The growth curves were trained from 5443 males and females aged between 0.05 and 88 years from the normative sample described above. Full computational details are given in Supplementary Information 2, Section 2, and the code is made available at https://github.com/harrymatthews50/3DGrowthCurves. Briefly, the 3D growth curves comprise a series of age and sex specific expected facial shapes and parameterizations of the variation around the expected shape. Facial shape was represented as a n (observations) x k variables matrix, where the k variables are x,y and z co-ordinates of the 7160 quasi-landmarks imposed on each face, after generalized Procrustes analysis was performed to remove non-shape related variation. To estimate the expected facial shape, we used locally weighted (kernel) linear regression19,20. The local regression model was a partial-least-squares (PLS) regression of facial shape onto age21 and the weighting function was Gaussian (see Supplementary Information 2, Sections 2.1.2 and 2.1.3).

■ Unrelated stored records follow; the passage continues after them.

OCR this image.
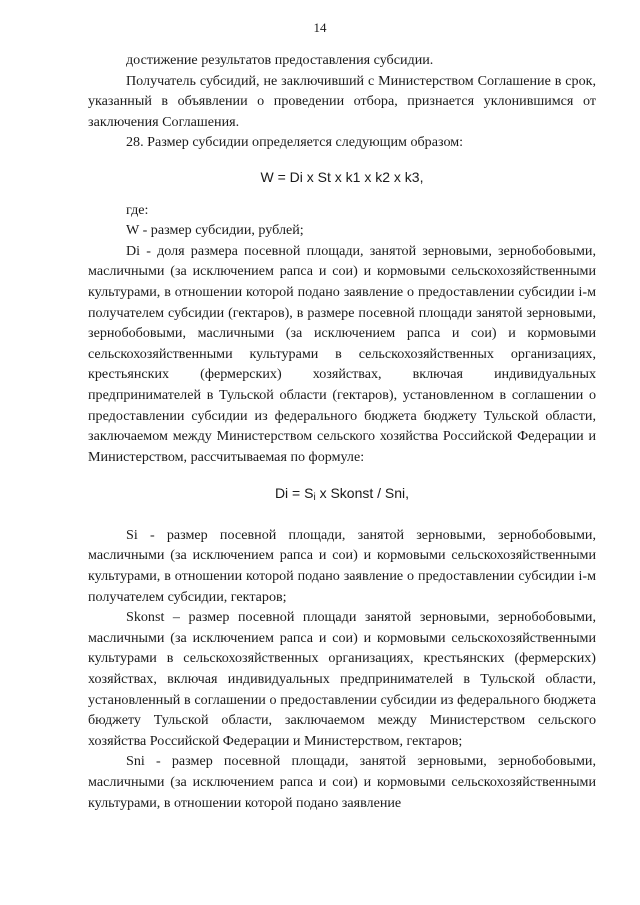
14

достижение результатов предоставления субсидии.

Получатель субсидий, не заключивший с Министерством Соглашение в срок, указанный в объявлении о проведении отбора, признается уклонившимся от заключения Соглашения.

28. Размер субсидии определяется следующим образом:

W = Di x St x k1 x k2 x k3,

где:

W - размер субсидии, рублей;

Di - доля размера посевной площади, занятой зерновыми, зернобобовыми, масличными (за исключением рапса и сои) и кормовыми сельскохозяйственными культурами, в отношении которой подано заявление о предоставлении субсидии i-м получателем субсидии (гектаров), в размере посевной площади занятой зерновыми, зернобобовыми, масличными (за исключением рапса и сои) и кормовыми сельскохозяйственными культурами в сельскохозяйственных организациях, крестьянских (фермерских) хозяйствах, включая индивидуальных предпринимателей в Тульской области (гектаров), установленном в соглашении о предоставлении субсидии из федерального бюджета бюджету Тульской области, заключаемом между Министерством сельского хозяйства Российской Федерации и Министерством, рассчитываемая по формуле:

$Di = S_i$ x Skonst / Sni,

Si - размер посевной площади, занятой зерновыми, зернобобовыми, масличными (за исключением рапса и сои) и кормовыми сельскохозяйственными культурами, в отношении которой подано заявление о предоставлении субсидии i-м получателем субсидии, гектаров;

Skonst – размер посевной площади занятой зерновыми, зернобобовыми, масличными (за исключением рапса и сои) и кормовыми сельскохозяйственными культурами в сельскохозяйственных организациях, крестьянских (фермерских) хозяйствах, включая индивидуальных предпринимателей в Тульской области, установленный в соглашении о предоставлении субсидии из федерального бюджета бюджету Тульской области, заключаемом между Министерством сельского хозяйства Российской Федерации и Министерством, гектаров;

Sni - размер посевной площади, занятой зерновыми, зернобобовыми, масличными (за исключением рапса и сои) и кормовыми сельскохозяйственными культурами, в отношении которой подано заявление
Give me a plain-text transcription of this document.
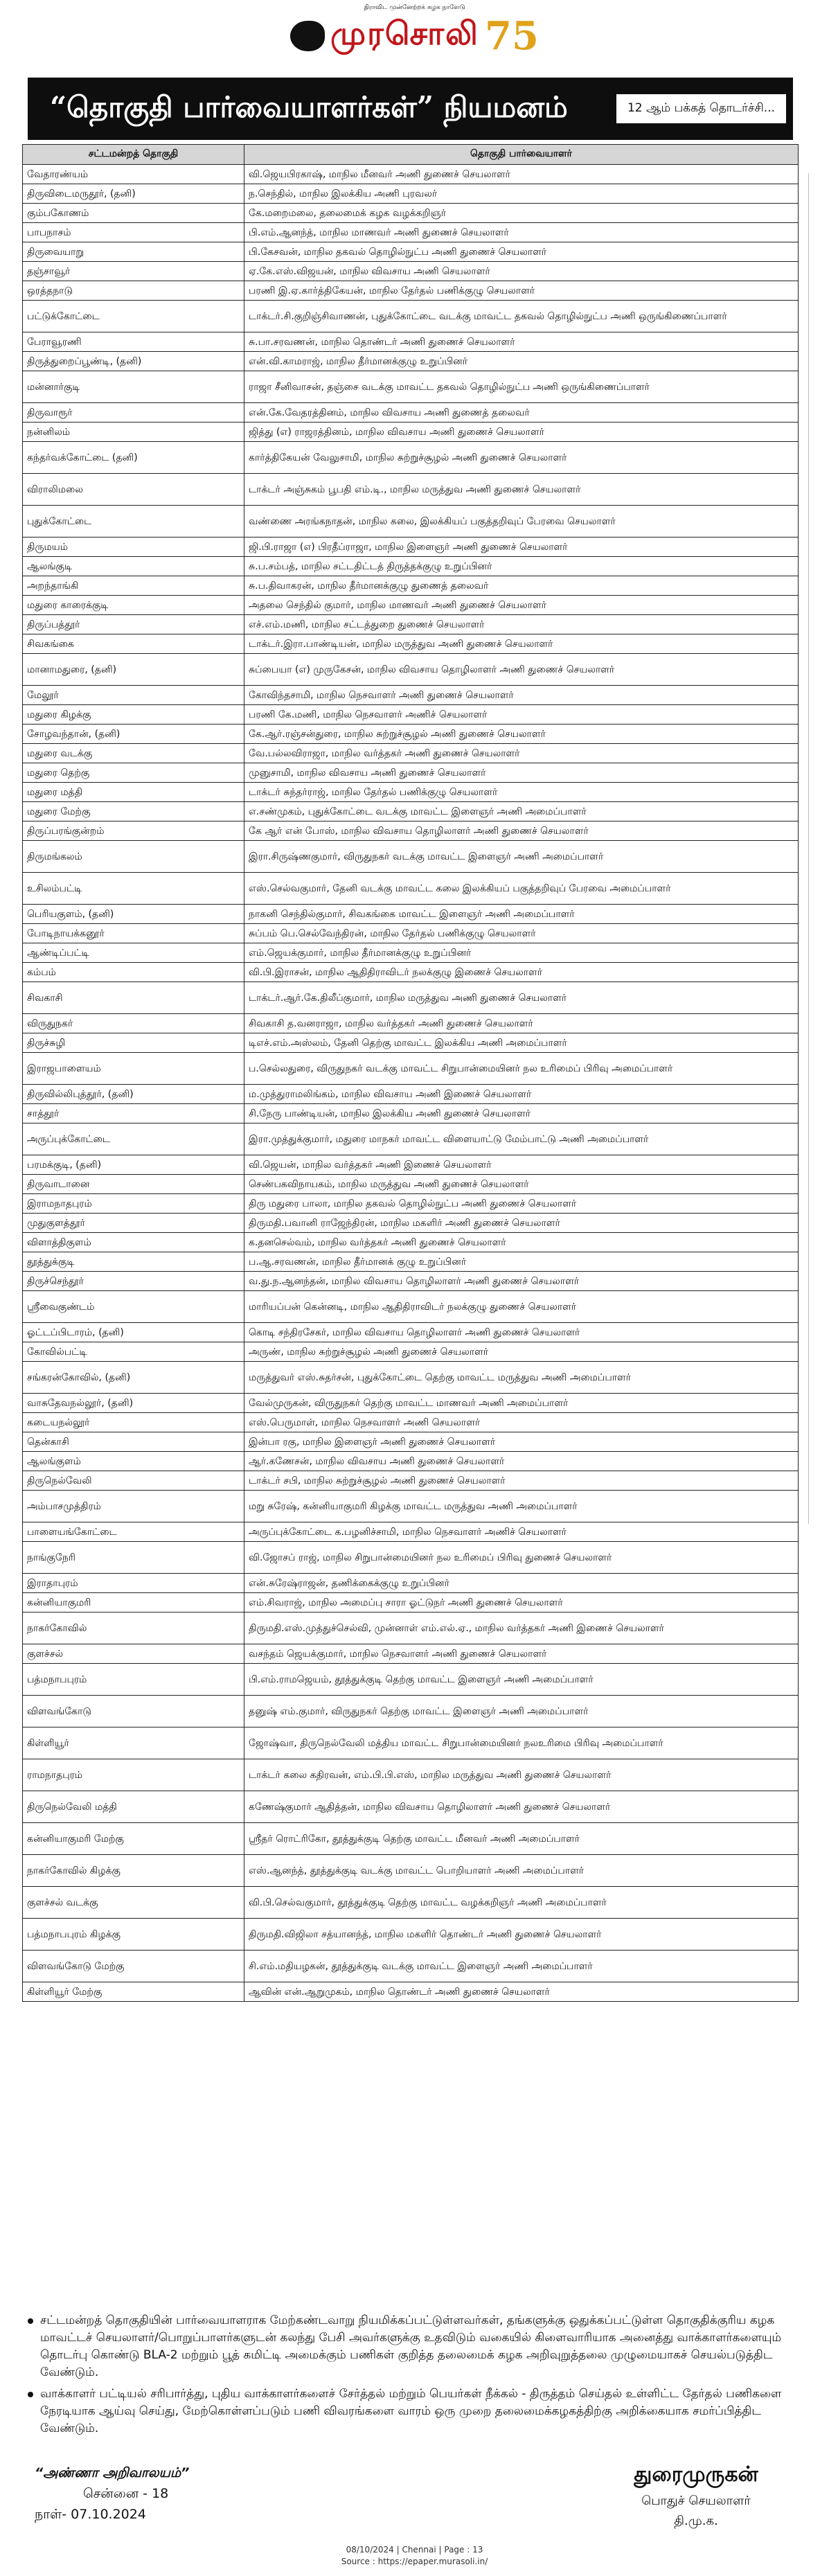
திராவிட முன்னேற்றக் கழக நாளேடு
முரசொலி 75
“தொகுதி பார்வையாளர்கள்” நியமனம்	12 ஆம் பக்கத் தொடர்ச்சி...
சட்டமன்றத் தொகுதி	தொகுதி பார்வையாளர்
வேதாரண்யம்	வி.ஜெயபிரகாஷ், மாநில மீனவர் அணி துணைச் செயலாளர்
திருவிடைமருதூர், (தனி)	ந.செந்தில், மாநில இலக்கிய அணி புரவலர்
கும்பகோணம்	கே.மறைமலை, தலைமைக் கழக வழக்கறிஞர்
பாபநாசம்	பி.எம்.ஆனந்த், மாநில மாணவர் அணி துணைச் செயலாளர்
திருவையாறு	பி.கேசவன், மாநில தகவல் தொழில்நுட்ப அணி துணைச் செயலாளர்
தஞ்சாவூர்	ஏ.கே.எஸ்.விஜயன், மாநில விவசாய அணி செயலாளர்
ஒரத்தநாடு	பரணி இ.ஏ.கார்த்திகேயன், மாநில தேர்தல் பணிக்குழு செயலாளர்
பட்டுக்கோட்டை	டாக்டர்.சி.குறிஞ்சிவாணன், புதுக்கோட்டை வடக்கு மாவட்ட தகவல் தொழில்நுட்ப அணி ஒருங்கிணைப்பாளர்
பேராவூரணி	சு.பா.சரவணன், மாநில தொண்டர் அணி துணைச் செயலாளர்
திருத்துறைப்பூண்டி, (தனி)	என்.வி.காமராஜ், மாநில தீர்மானக்குழு உறுப்பினர்
மன்னார்குடி	ராஜா சீனிவாசன், தஞ்சை வடக்கு மாவட்ட தகவல் தொழில்நுட்ப அணி ஒருங்கிணைப்பாளர்
திருவாரூர்	என்.கே.வேதரத்தினம், மாநில விவசாய அணி துணைத் தலைவர்
நன்னிலம்	ஜித்து (எ) ராஜரத்தினம், மாநில விவசாய அணி துணைச் செயலாளர்
கந்தர்வக்கோட்டை (தனி)	கார்த்திகேயன் வேலுசாமி, மாநில சுற்றுச்சூழல் அணி துணைச் செயலாளர்
விராலிமலை	டாக்டர் அஞ்சுகம் பூபதி எம்.டி., மாநில மருத்துவ அணி துணைச் செயலாளர்
புதுக்கோட்டை	வண்ணை அரங்கநாதன், மாநில கலை, இலக்கியப் பகுத்தறிவுப் பேரவை செயலாளர்
திருமயம்	ஜி.பி.ராஜா (எ) பிரதீப்ராஜா, மாநில இளைஞர் அணி துணைச் செயலாளர்
ஆலங்குடி	சு.ப.சம்பத், மாநில சட்டதிட்டத் திருத்தக்குழு உறுப்பினர்
அறந்தாங்கி	சு.ப.திவாகரன், மாநில தீர்மானக்குழு துணைத் தலைவர்
மதுரை காரைக்குடி	அதலை செந்தில் குமார், மாநில மாணவர் அணி துணைச் செயலாளர்
திருப்பத்தூர்	எச்.எம்.மணி, மாநில சட்டத்துறை துணைச் செயலாளர்
சிவகங்கை	டாக்டர்.இரா.பாண்டியன், மாநில மருத்துவ அணி துணைச் செயலாளர்
மானாமதுரை, (தனி)	சுப்பையா (எ) முருகேசன், மாநில விவசாய தொழிலாளர் அணி துணைச் செயலாளர்
மேலூர்	கோவிந்தசாமி, மாநில நெசவாளர் அணி துணைச் செயலாளர்
மதுரை கிழக்கு	பரணி கே.மணி, மாநில நெசவாளர் அணிச் செயலாளர்
சோழவந்தான், (தனி)	கே.ஆர்.ரஞ்சன்துரை, மாநில சுற்றுச்சூழல் அணி துணைச் செயலாளர்
மதுரை வடக்கு	வே.பல்லவிராஜா, மாநில வர்த்தகர் அணி துணைச் செயலாளர்
மதுரை தெற்கு	முனுசாமி, மாநில விவசாய அணி துணைச் செயலாளர்
மதுரை மத்தி	டாக்டர் சுந்தர்ராஜ், மாநில தேர்தல் பணிக்குழு செயலாளர்
மதுரை மேற்கு	எ.சண்முகம், புதுக்கோட்டை வடக்கு மாவட்ட இளைஞர் அணி அமைப்பாளர்
திருப்பரங்குன்றம்	கே ஆர் என் போஸ், மாநில விவசாய தொழிலாளர் அணி துணைச் செயலாளர்
திருமங்கலம்	இரா.சிருஷ்ணகுமார், விருதுநகர் வடக்கு மாவட்ட இளைஞர் அணி அமைப்பாளர்
உசிலம்பட்டி	எஸ்.செல்வகுமார், தேனி வடக்கு மாவட்ட கலை இலக்கியப் பகுத்தறிவுப் பேரவை அமைப்பாளர்
பெரியகுளம், (தனி)	நாகனி செந்தில்குமார், சிவகங்கை மாவட்ட இளைஞர் அணி அமைப்பாளர்
போடிநாயக்கனூர்	சுப்பம் பெ.செல்வேந்திரன், மாநில தேர்தல் பணிக்குழு செயலாளர்
ஆண்டிப்பட்டி	எம்.ஜெயக்குமார், மாநில தீர்மானக்குழு உறுப்பினர்
கம்பம்	வி.பி.இராசன், மாநில ஆதிதிராவிடர் நலக்குழு இணைச் செயலாளர்
சிவகாசி	டாக்டர்.ஆர்.கே.திலீப்குமார், மாநில மருத்துவ அணி துணைச் செயலாளர்
விருதுநகர்	சிவகாசி த.வனராஜா, மாநில வர்த்தகர் அணி துணைச் செயலாளர்
திருச்சுழி	டிஎச்.எம்.அஸ்லம், தேனி தெற்கு மாவட்ட இலக்கிய அணி அமைப்பாளர்
இராஜபாளையம்	ப.செல்லதுரை, விருதுநகர் வடக்கு மாவட்ட சிறுபான்மையினர் நல உரிமைப் பிரிவு அமைப்பாளர்
திருவில்லிபுத்தூர், (தனி)	ம.முத்துராமலிங்கம், மாநில விவசாய அணி இணைச் செயலாளர்
சாத்தூர்	சி.நேரு பாண்டியன், மாநில இலக்கிய அணி துணைச் செயலாளர்
அருப்புக்கோட்டை	இரா.முத்துக்குமார், மதுரை மாநகர் மாவட்ட விளையாட்டு மேம்பாட்டு அணி அமைப்பாளர்
பரமக்குடி, (தனி)	வி.ஜெயன், மாநில வர்த்தகர் அணி இணைச் செயலாளர்
திருவாடானை	செண்பகவிநாயகம், மாநில மருத்துவ அணி துணைச் செயலாளர்
இராமநாதபுரம்	திரு மதுரை பாலா, மாநில தகவல் தொழில்நுட்ப அணி துணைச் செயலாளர்
முதுகுளத்தூர்	திருமதி.பவானி ராஜேந்திரன், மாநில மகளிர் அணி துணைச் செயலாளர்
விளாத்திகுளம்	க.தனசெல்வம், மாநில வர்த்தகர் அணி துணைச் செயலாளர்
தூத்துக்குடி	ப.ஆ.சரவணன், மாநில தீர்மானக் குழு உறுப்பினர்
திருச்செந்தூர்	வ.து.ந.ஆனந்தன், மாநில விவசாய தொழிலாளர் அணி துணைச் செயலாளர்
ஸ்ரீவைகுண்டம்	மாரியப்பன் கென்னடி, மாநில ஆதிதிராவிடர் நலக்குழு துணைச் செயலாளர்
ஓட்டப்பிடாரம், (தனி)	கொடி சந்திரசேகர், மாநில விவசாய தொழிலாளர் அணி துணைச் செயலாளர்
கோவில்பட்டி	அருண், மாநில சுற்றுச்சூழல் அணி துணைச் செயலாளர்
சங்கரன்கோவில், (தனி)	மருத்துவர் எஸ்.சுதர்சன், புதுக்கோட்டை தெற்கு மாவட்ட மருத்துவ அணி அமைப்பாளர்
வாசுதேவநல்லூர், (தனி)	வேல்முருகன், விருதுநகர் தெற்கு மாவட்ட மாணவர் அணி அமைப்பாளர்
கடையநல்லூர்	எஸ்.பெருமாள், மாநில நெசவாளர் அணி செயலாளர்
தென்காசி	இன்பா ரகு, மாநில இளைஞர் அணி துணைச் செயலாளர்
ஆலங்குளம்	ஆர்.கணேசன், மாநில விவசாய அணி துணைச் செயலாளர்
திருநெல்வேலி	டாக்டர் சபி, மாநில சுற்றுச்சூழல் அணி துணைச் செயலாளர்
அம்பாசமுத்திரம்	மறு சுரேஷ், கன்னியாகுமரி கிழக்கு மாவட்ட மருத்துவ அணி அமைப்பாளர்
பாளையங்கோட்டை	அருப்புக்கோட்டை க.பழனிச்சாமி, மாநில நெசவாளர் அணிச் செயலாளர்
நாங்குநேரி	வி.ஜோசப் ராஜ், மாநில சிறுபான்மையினர் நல உரிமைப் பிரிவு துணைச் செயலாளர்
இராதாபுரம்	என்.சுரேஷ்ராஜன், தணிக்கைக்குழு உறுப்பினர்
கன்னியாகுமரி	எம்.சிவராஜ், மாநில அமைப்பு சாரா ஓட்டுநர் அணி துணைச் செயலாளர்
நாகர்கோவில்	திருமதி.எஸ்.முத்துச்செல்வி, முன்னாள் எம்.எல்.ஏ., மாநில வர்த்தகர் அணி இணைச் செயலாளர்
குளச்சல்	வசந்தம் ஜெயக்குமார், மாநில நெசவாளர் அணி துணைச் செயலாளர்
பத்மநாபபுரம்	பி.எம்.ராமஜெயம், தூத்துக்குடி தெற்கு மாவட்ட இளைஞர் அணி அமைப்பாளர்
விளவங்கோடு	தனுஷ் எம்.குமார், விருதுநகர் தெற்கு மாவட்ட இளைஞர் அணி அமைப்பாளர்
கிள்ளியூர்	ஜோஷ்வா, திருநெல்வேலி மத்திய மாவட்ட சிறுபான்மையினர் நலஉரிமை பிரிவு அமைப்பாளர்
ராமநாதபுரம்	டாக்டர் கலை கதிரவன், எம்.பி.பி.எஸ், மாநில மருத்துவ அணி துணைச் செயலாளர்
திருநெல்வேலி மத்தி	கணேஷ்குமார் ஆதித்தன், மாநில விவசாய தொழிலாளர் அணி துணைச் செயலாளர்
கன்னியாகுமரி மேற்கு	ஸ்ரீதர் ரொட்ரிகோ, தூத்துக்குடி தெற்கு மாவட்ட மீனவர் அணி அமைப்பாளர்
நாகர்கோவில் கிழக்கு	எஸ்.ஆனந்த், தூத்துக்குடி வடக்கு மாவட்ட பொறியாளர் அணி அமைப்பாளர்
குளச்சல் வடக்கு	வி.பி.செல்வகுமார், தூத்துக்குடி தெற்கு மாவட்ட வழக்கறிஞர் அணி அமைப்பாளர்
பத்மநாபபுரம் கிழக்கு	திருமதி.விஜிலா சத்யானந்த், மாநில மகளிர் தொண்டர் அணி துணைச் செயலாளர்
விளவங்கோடு மேற்கு	சி.எம்.மதியழகன், தூத்துக்குடி வடக்கு மாவட்ட இளைஞர் அணி அமைப்பாளர்
கிள்ளியூர் மேற்கு	ஆவின் என்.ஆறுமுகம், மாநில தொண்டர் அணி துணைச் செயலாளர்
சட்டமன்றத் தொகுதியின் பார்வையாளராக மேற்கண்டவாறு நியமிக்கப்பட்டுள்ளவர்கள், தங்களுக்கு ஒதுக்கப்பட்டுள்ள தொகுதிக்குரிய கழக மாவட்டச் செயலாளர்/பொறுப்பாளர்களுடன் கலந்து பேசி அவர்களுக்கு உதவிடும் வகையில் கிளைவாரியாக அனைத்து வாக்காளர்களையும் தொடர்பு கொண்டு BLA-2 மற்றும் பூத் கமிட்டி அமைக்கும் பணிகள் குறித்த தலைமைக் கழக அறிவுறுத்தலை முழுமையாகச் செயல்படுத்திட வேண்டும்.
வாக்காளர் பட்டியல் சரிபார்த்து, புதிய வாக்காளர்களைச் சேர்த்தல் மற்றும் பெயர்கள் நீக்கல் - திருத்தம் செய்தல் உள்ளிட்ட தேர்தல் பணிகளை நேரடியாக ஆய்வு செய்து, மேற்கொள்ளப்படும் பணி விவரங்களை வாரம் ஒரு முறை தலைமைக்கழகத்திற்கு அறிக்கையாக சமர்ப்பித்திட வேண்டும்.
“அண்ணா அறிவாலயம்”
சென்னை - 18
நாள்- 07.10.2024
துரைமுருகன்
பொதுச் செயலாளர்
தி.மு.க.
08/10/2024 | Chennai | Page : 13
Source : https://epaper.murasoli.in/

The weighting function had a variable width (standard deviation of the Gaussian) so as to accommodate the varying amounts of training data available at different ages while ensuring a representative model of normal variation (see Supplementary Information 2, Section 2.2). Essentially this models facial shape as a non-parametric, non-linear function of age as was done in Matthews et al.22.
We estimate normal facial variation for each age and sex within the residuals of a similarly weighted PLS-regression model with training faces recentered on the expected face for that age and sex (Supplementary Information 2, Section 2.1.4). The residuals of this regression model constitute age-adjusted displacements of each point on each face from the expected face, weighted according to the Gaussian weighting function. Variation at each point on the face was calculated as the root-mean-square (RMS) of the displacements at each point in the anterior–posterior; superior-inferior; and medial–lateral anatomical directions separately. RMS was also calculated along the direction normal to the surface of the expected face at each point, as well as the total magnitude of the displacement. RMS values were then scaled by the inverse of the sum of the weights. Hereafter we refer to these as ‘pointwise standard deviations’. See Supplementary Information 2, Section 2.1.5.1 for further details.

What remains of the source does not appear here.